— Miséricorde ! Mes souliers du dimanche ! râla-t-elle.
La moitié de l'empeigne était percée comme une écumoire et de petits morceaux manquaient.
— C'est les dents qui le tracassent, essaya de dire Lisée pour l'excuser.
Mais Miraut hurlait déjà sous la trique dont la femme s'était armée pour le rosser, tandis que son mari, derrière qui il s'était réfugié, parant les coups comme il pouvait, essayait de calmer sa conjointe, très ennuyé pour excuser ce délit domestique qui se traduisait par un débit chez le cordonnier.
À la fin, tout de même, il se fâcha et il y eut entre les deux époux une scène terrible au cours de laquelle la Guélotte jura entre autres choses qu'elle s'en irait si ce salaud-là n'était pas fichu à la porte séance tenante.
Devant l'attitude froide et le calme de Lisée qui lui demanda, goguenard, où elle pourrait bien aller traîner ses viandes, elle en rabattit un peu de ses prétentions et exigea seulement, comme punition, que le chien fût emprisonné tout l'après-midi à la remise.
Immédiatement, on reconduisit à la paille Miraut qui se remit à hurler de toutes ses forces, après avoir en vain flairé les portes.

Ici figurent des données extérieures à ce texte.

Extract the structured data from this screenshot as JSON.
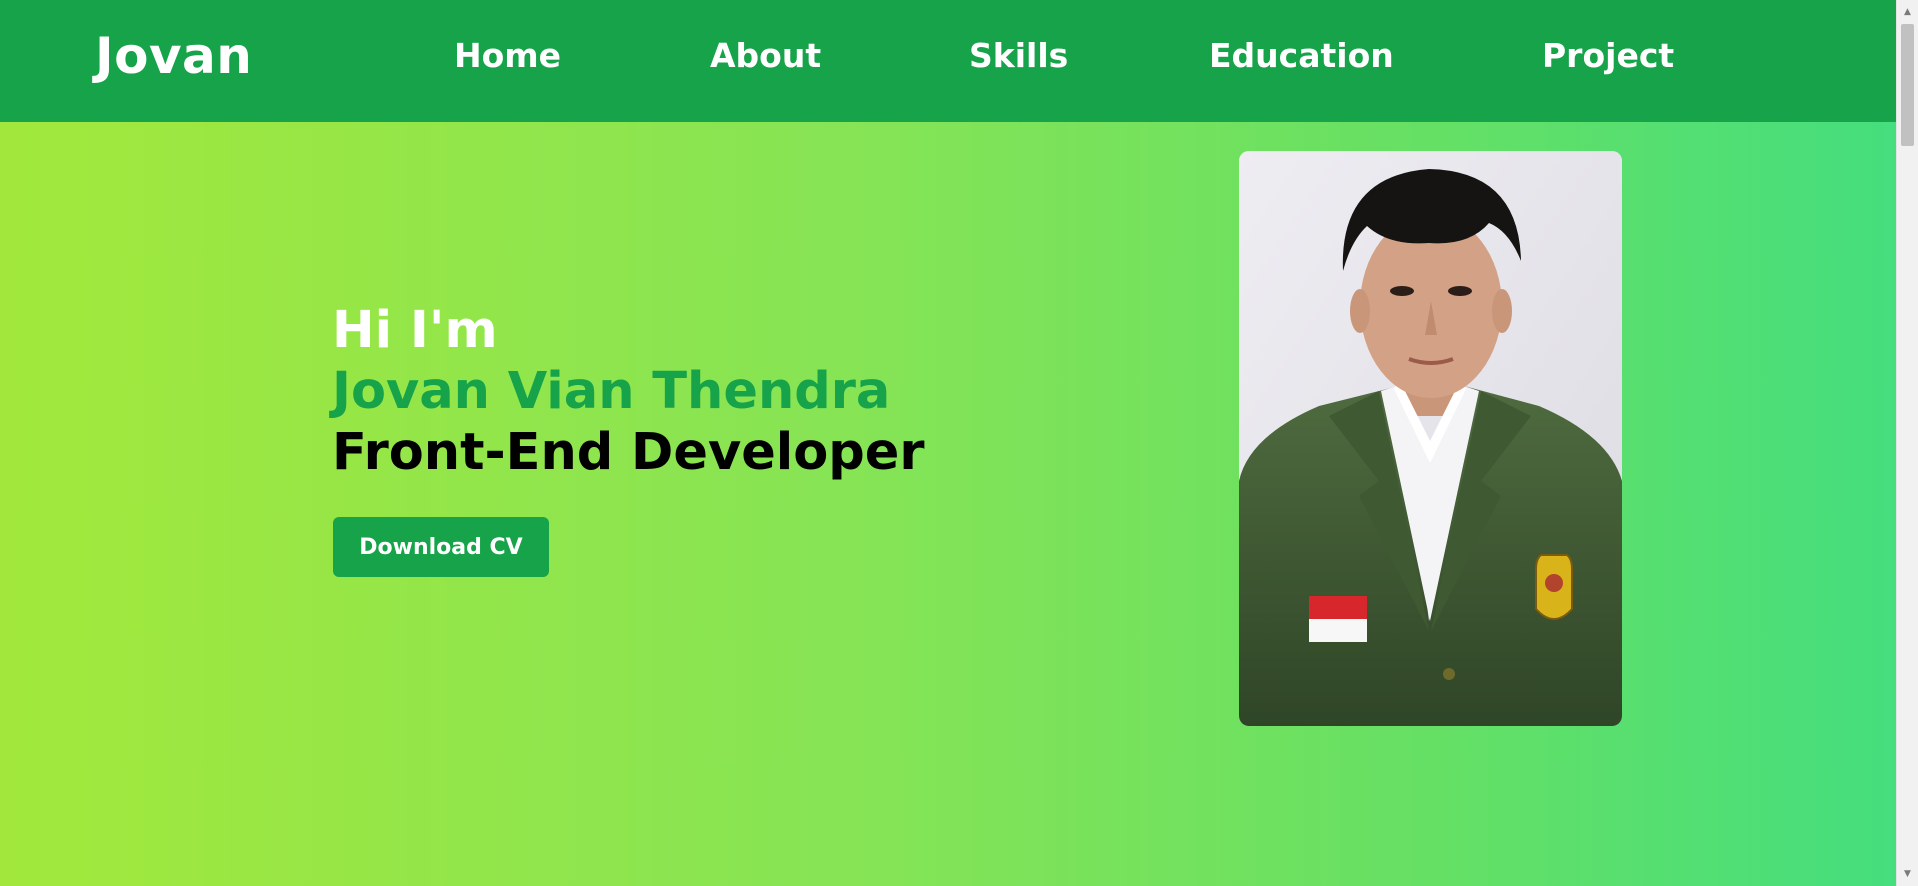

De guerre lasse, il se coucha jusqu'à l'instant où, mû par son farouche instinct de liberté, il entreprit une nouvelle et minutieuse inspection des ouvertures de sa prison.
La remise donnait en arrière sur l'écurie. Dans la porte de communication, une chatière avec battant refermant le trou avait été ouverte. Mique, la chatte, pour qui elle avait été faite, selon qu'elle entrait ou sortait, poussait le battant de la tête ou l'écartait de la patte afin de dégager l'ouverture par laquelle elle se glissait.
Ce fut à cette planchette, qui joignait moins bien que les encoignures et laissait filtrer des odeurs complexes, que Miraut, explorant et reniflant, s'arrêta. Le battant, poussé par son nez, remua. Le chien y mit la patte, il se balança, s'écartant un peu, laissant entrevoir un coin de l'écurie.